High Profile Magazine
Marcela has worked with multinationals leading the way in sustainability (Unilever, Quorn, Divine Chocolate, the UK’s highest-ranking BCorp), and as a food entrepreneur seeking to transform how we produce and consume food. Marcela is studying a Masters in Sustainability Leadership at Cambridge University, specialising in circular, regenerative agricultural models.
This is an incredibly important topic; in fact, our very existence may well depend on this notion. Before you roll your eyes and think that this is a bit far-fetched, please read on… and let me know what you think.
The first thing to do is put forward my definition of spirituality. I’d like to define spirituality as our sense of connection with something bigger than ourselves, and it doesn’t necessarily have to involve religion. Now, let’s begin.

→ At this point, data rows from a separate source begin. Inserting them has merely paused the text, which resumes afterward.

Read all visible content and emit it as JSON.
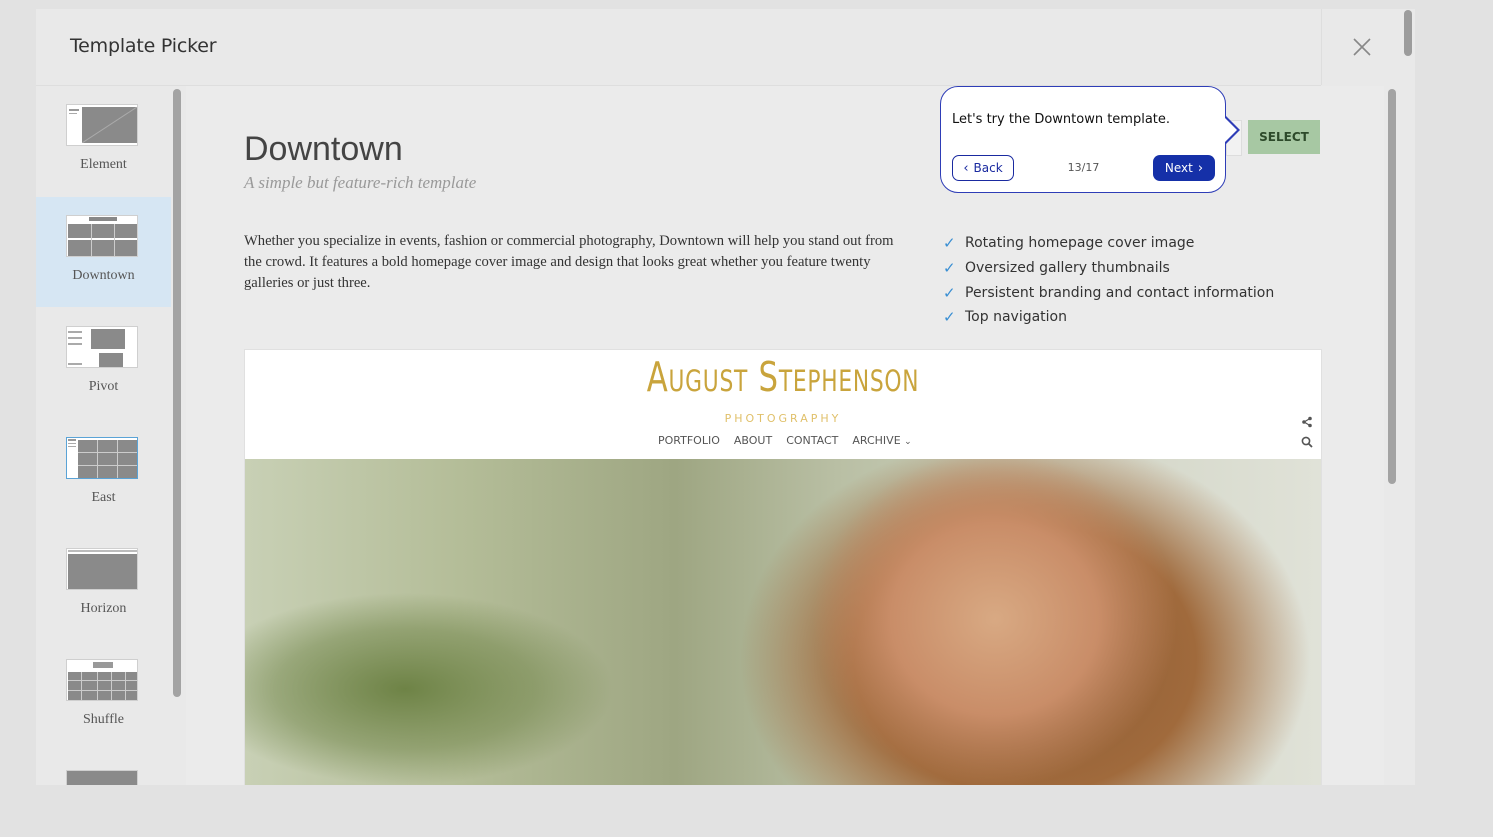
{
  "modal": {
    "title": "Template Picker",
    "close_icon": "close-icon"
  },
  "sidebar": {
    "items": [
      {
        "label": "Element",
        "active": false
      },
      {
        "label": "Downtown",
        "active": true
      },
      {
        "label": "Pivot",
        "active": false
      },
      {
        "label": "East",
        "active": false
      },
      {
        "label": "Horizon",
        "active": false
      },
      {
        "label": "Shuffle",
        "active": false
      },
      {
        "label": "",
        "active": false
      }
    ]
  },
  "template": {
    "name": "Downtown",
    "tagline": "A simple but feature-rich template",
    "description": "Whether you specialize in events, fashion or commercial photography, Downtown will help you stand out from the crowd. It features a bold homepage cover image and design that looks great whether you feature twenty galleries or just three.",
    "features": [
      "Rotating homepage cover image",
      "Oversized gallery thumbnails",
      "Persistent branding and contact information",
      "Top navigation"
    ],
    "select_label": "SELECT"
  },
  "preview": {
    "brand_name": "August Stephenson",
    "brand_sub": "PHOTOGRAPHY",
    "nav": [
      "PORTFOLIO",
      "ABOUT",
      "CONTACT",
      "ARCHIVE"
    ]
  },
  "tour": {
    "message": "Let's try the Downtown template.",
    "back_label": "Back",
    "next_label": "Next",
    "progress": "13/17"
  },
  "colors": {
    "accent_select": "#a7c8a3",
    "tour_primary": "#1530a8",
    "brand_gold": "#c9a43c",
    "active_sidebar": "#d6e6f3"
  }
}
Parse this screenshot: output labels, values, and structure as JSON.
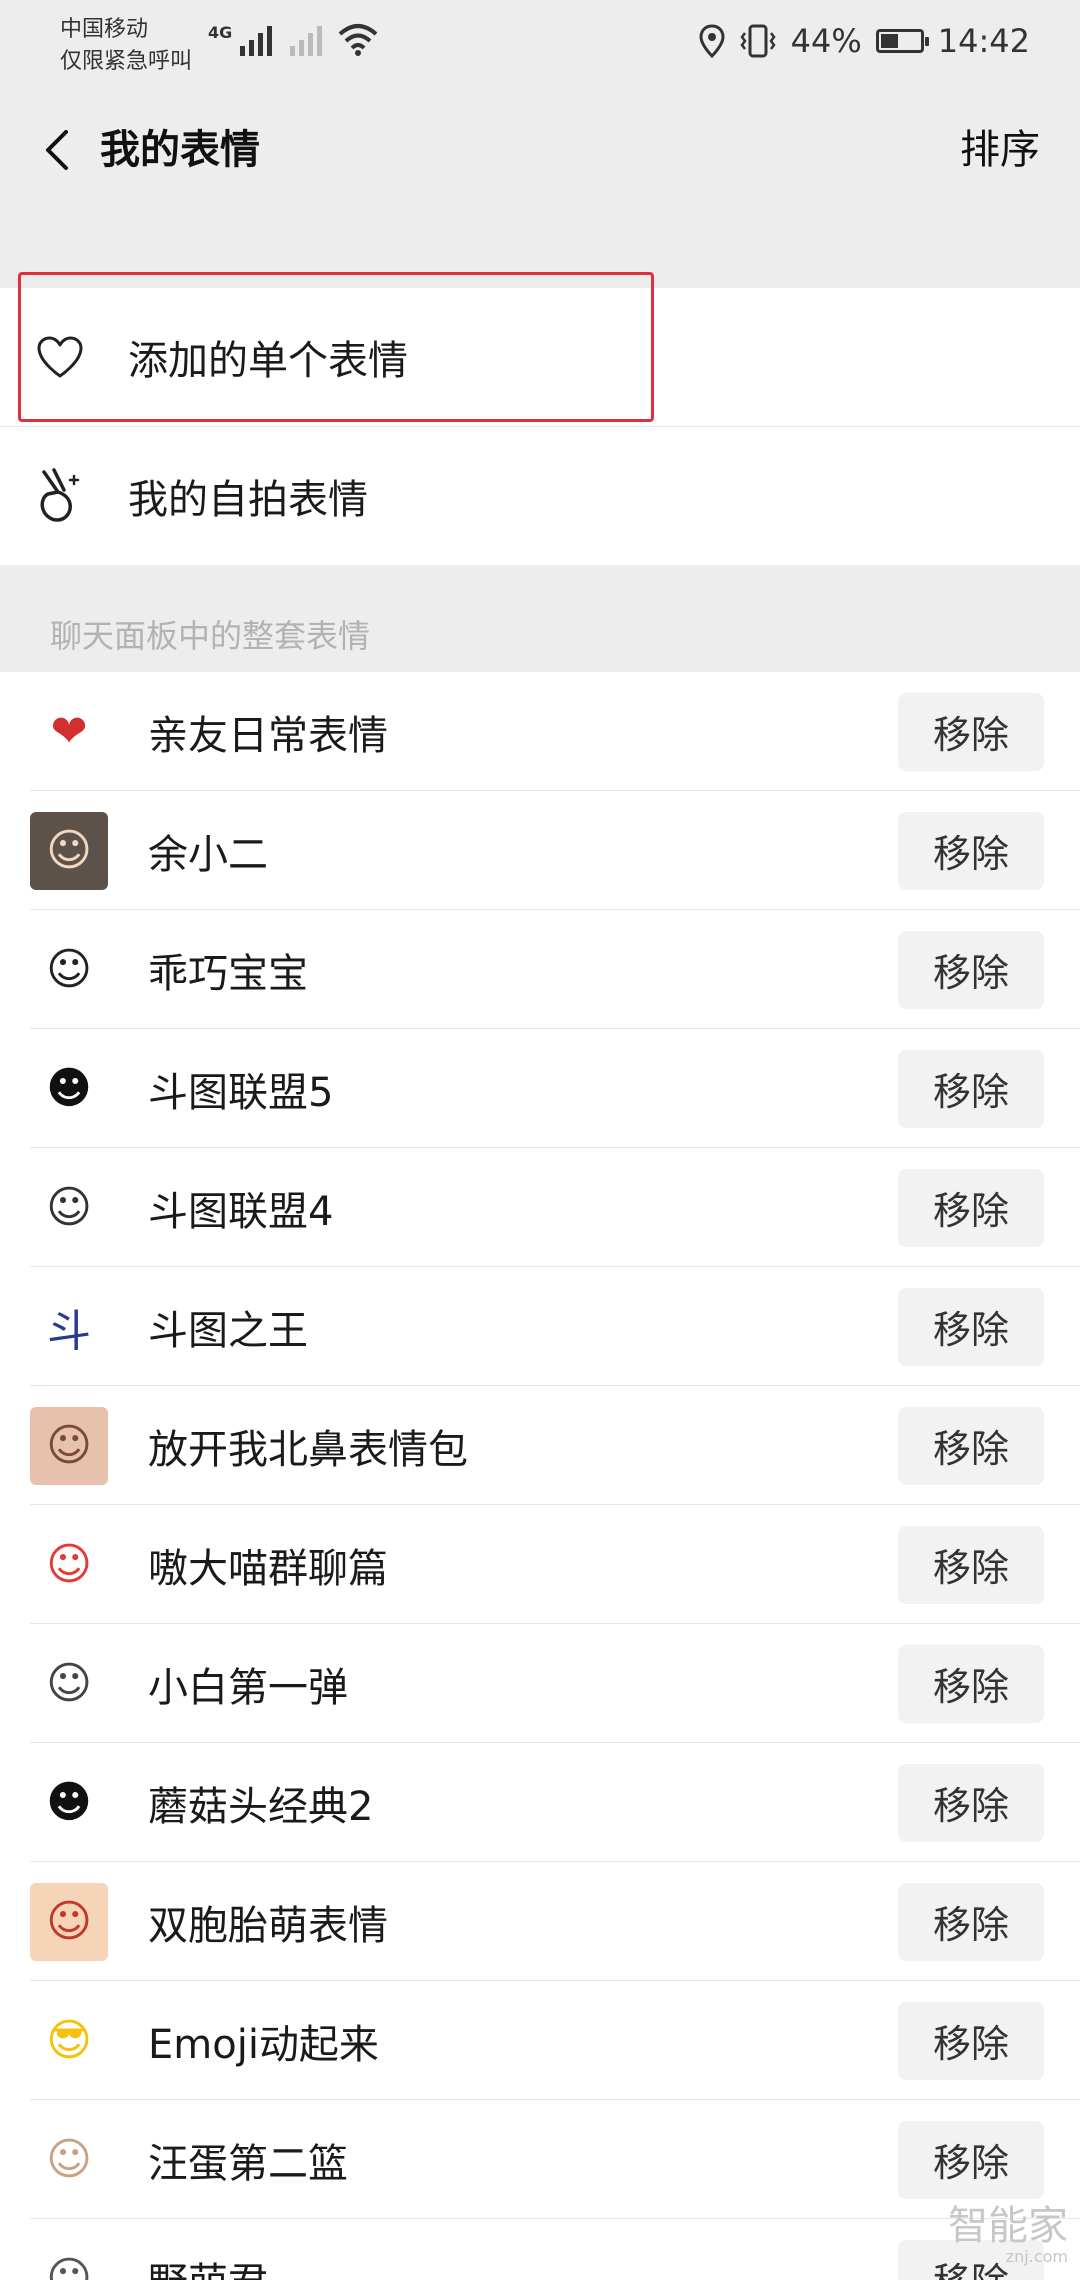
{
  "status_bar": {
    "carrier_line1": "中国移动",
    "carrier_line2": "仅限紧急呼叫",
    "network": "4G",
    "battery": "44%",
    "battery_level": 0.44,
    "time": "14:42"
  },
  "nav": {
    "back_icon": "chevron-left-icon",
    "title": "我的表情",
    "sort": "排序"
  },
  "menu": [
    {
      "label": "添加的单个表情",
      "icon": "heart-icon"
    },
    {
      "label": "我的自拍表情",
      "icon": "victory-hand-icon"
    }
  ],
  "highlight_color": "#e0313a",
  "section_header": "聊天面板中的整套表情",
  "remove_label": "移除",
  "stickers": [
    {
      "name": "亲友日常表情",
      "icon": "heart-sticker-icon",
      "glyph": "❤",
      "bg": "#ffffff",
      "color": "#d32f2f"
    },
    {
      "name": "余小二",
      "icon": "photo-face-icon",
      "glyph": "☺",
      "bg": "#5d5249",
      "color": "#f2d7c0"
    },
    {
      "name": "乖巧宝宝",
      "icon": "white-blob-icon",
      "glyph": "☺",
      "bg": "#ffffff",
      "color": "#222222"
    },
    {
      "name": "斗图联盟5",
      "icon": "meme-face-icon",
      "glyph": "☻",
      "bg": "#ffffff",
      "color": "#111111"
    },
    {
      "name": "斗图联盟4",
      "icon": "meme-face-icon",
      "glyph": "☺",
      "bg": "#ffffff",
      "color": "#333333"
    },
    {
      "name": "斗图之王",
      "icon": "text-logo-icon",
      "glyph": "斗",
      "bg": "#ffffff",
      "color": "#2b3a8c"
    },
    {
      "name": "放开我北鼻表情包",
      "icon": "baby-photo-icon",
      "glyph": "☺",
      "bg": "#e6c2ad",
      "color": "#7a4a3a"
    },
    {
      "name": "嗷大喵群聊篇",
      "icon": "cat-face-icon",
      "glyph": "☺",
      "bg": "#ffffff",
      "color": "#e53935"
    },
    {
      "name": "小白第一弹",
      "icon": "small-face-icon",
      "glyph": "☺",
      "bg": "#ffffff",
      "color": "#444444"
    },
    {
      "name": "蘑菇头经典2",
      "icon": "mushroom-head-icon",
      "glyph": "☻",
      "bg": "#ffffff",
      "color": "#111111"
    },
    {
      "name": "双胞胎萌表情",
      "icon": "twins-photo-icon",
      "glyph": "☺",
      "bg": "#f5d4b8",
      "color": "#c0392b"
    },
    {
      "name": "Emoji动起来",
      "icon": "sunglasses-emoji-icon",
      "glyph": "😎",
      "bg": "#ffffff",
      "color": "#f4c20d"
    },
    {
      "name": "汪蛋第二篮",
      "icon": "egg-face-icon",
      "glyph": "☺",
      "bg": "#ffffff",
      "color": "#c9a184"
    },
    {
      "name": "野萌君",
      "icon": "round-face-icon",
      "glyph": "☺",
      "bg": "#ffffff",
      "color": "#555555"
    }
  ],
  "watermark": {
    "main": "智能家",
    "sub": "znj.com"
  }
}
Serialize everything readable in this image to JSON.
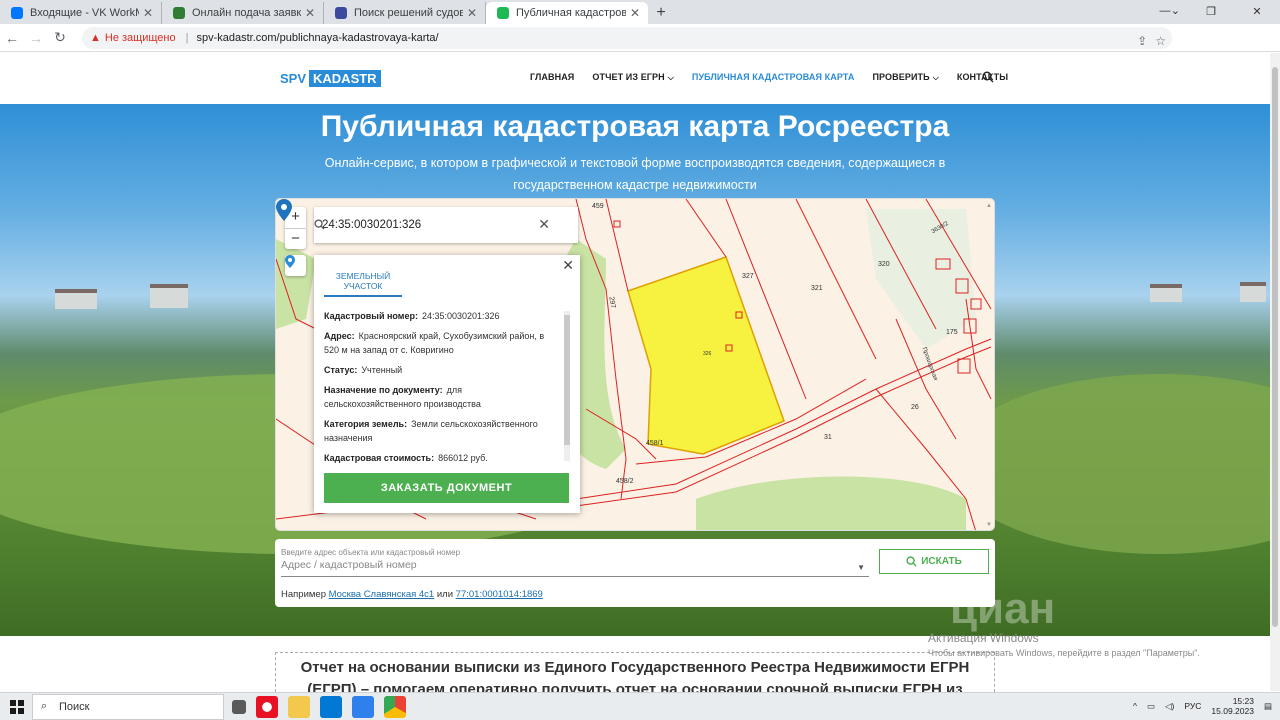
{
  "browser": {
    "tabs": [
      {
        "title": "Входящие - VK WorkMail",
        "color": "#0077ff"
      },
      {
        "title": "Онлайн подача заявки на ипоте",
        "color": "#2e7d32"
      },
      {
        "title": "Поиск решений судов общей ю",
        "color": "#3b4a9c"
      },
      {
        "title": "Публичная кадастровая карта",
        "color": "#1db954"
      }
    ],
    "security_label": "Не защищено",
    "url": "spv-kadastr.com/publichnaya-kadastrovaya-karta/"
  },
  "header": {
    "logo_a": "SPV",
    "logo_b": "KADASTR",
    "nav": [
      "ГЛАВНАЯ",
      "ОТЧЕТ ИЗ ЕГРН",
      "ПУБЛИЧНАЯ КАДАСТРОВАЯ КАРТА",
      "ПРОВЕРИТЬ",
      "КОНТАКТЫ"
    ]
  },
  "hero": {
    "title": "Публичная кадастровая карта Росреестра",
    "subtitle": "Онлайн-сервис, в котором в графической и текстовой форме воспроизводятся сведения, содержащиеся в государственном кадастре недвижимости"
  },
  "map": {
    "zoom_in": "+",
    "zoom_out": "−",
    "search_value": "24:35:0030201:326",
    "labels": [
      "459",
      "327",
      "321",
      "320",
      "297",
      "458/1",
      "458/2",
      "31",
      "26",
      "175",
      "326",
      "3630/2",
      "Прошарская"
    ],
    "popup": {
      "tab": "ЗЕМЕЛЬНЫЙ УЧАСТОК",
      "rows": [
        {
          "label": "Кадастровый номер:",
          "value": "24:35:0030201:326"
        },
        {
          "label": "Адрес:",
          "value": "Красноярский край, Сухобузимский район, в 520 м на запад от с. Ковригино"
        },
        {
          "label": "Статус:",
          "value": "Учтенный"
        },
        {
          "label": "Назначение по документу:",
          "value": "для сельскохозяйственного производства"
        },
        {
          "label": "Категория земель:",
          "value": "Земли сельскохозяйственного назначения"
        },
        {
          "label": "Кадастровая стоимость:",
          "value": "866012 руб."
        }
      ],
      "order_button": "ЗАКАЗАТЬ ДОКУМЕНТ"
    }
  },
  "search": {
    "field_label": "Введите адрес объекта или кадастровый номер",
    "placeholder": "Адрес / кадастровый номер",
    "button": "ИСКАТЬ",
    "example_prefix": "Например",
    "example_link1": "Москва Славянская 4с1",
    "example_or": "или",
    "example_link2": "77:01:0001014:1869"
  },
  "below": {
    "text": "Отчет на основании выписки из Единого Государственного Реестра Недвижимости ЕГРН (ЕГРП) – помогаем оперативно получить отчет на основании срочной выписки ЕГРН из Росреестра с печатью."
  },
  "watermark": {
    "line1": "Активация Windows",
    "line2": "Чтобы активировать Windows, перейдите в раздел \"Параметры\".",
    "brand": "циан"
  },
  "taskbar": {
    "search": "Поиск",
    "lang": "РУС",
    "time": "15:23",
    "date": "15.09.2023"
  }
}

The modern industrial agricultural system is in crisis today. People are raising questions about the safety, sustainability and quality of the food produced from the current industrialised food systems. Many sense a deep disconnect between the beauty of nature and the human-made methods that require poisoning any insects that could damage the crops, and with this practice, soils and water tables end up polluted; because of this, important species critical for our survival, pollinators being just one example, are collateral damage. People are also questioning the wisdom of modern agriculture, as science has eventually succeeded in taking the sacred out of farming.
The scientific community warns that humanity faces a sixth mass extinction in this century if it does not address climate change and the overexploitation of the planet’s natural resources. As one million species face risk of extinction, David Attenborough explores how this crisis of biodiversity has consequences for us all, including putting us at greater risk of pandemic diseases - and agriculture plays the leading role in this crisis. We must “fix” agriculture.
Yet, humans need nature in every aspect of our lives, and Covid-19 has made this more apparent. The UK government Natural England’s new People and Nature Survey has revealed that during 2020, almost nine in 10 adults in England reported that protection of the environment is important to them personally, and 75% of adults were concerned about biodiversity loss in England. Parks, woodlands and rivers have played a really important part in helping us all through the coronavirus pandemic, with almost nine in 10 of adults in England reporting that being in nature makes them “very happy”. I always experience a deep sense of joy and connection when I am in nature, do you?
On the positive side, the crises bring opportunities for change – and in this case, we need radical change. One such change could be the realisation that as humans, nature is an integral part of our being, we are a product of it, and we are dependent on it. Making a link between our connection with nature and how what we put on our plates was grown is imperative: to have an understanding that, to be healthy in mind, body and spirit, it is essential to be spiritually connected to the food we eat, not take it for granted, and to relish the experience of eating.
Here are some ideas of things that we can all do:
Grow our own food (even if it’s from pots and windowsills!)
Try to eat less fish, because the way fish is caught is very damaging to seabeds and marine wildlife. Farmed fish tend to be more damaging as the fish themselves are prone to diseases and have a lot of chemicals that damage the marine environment – and you.
Eat more local food, from farmers’ markets.
Eat more plants!
Eating more mindfully > helping nature > helping our connection with nature > spirituality.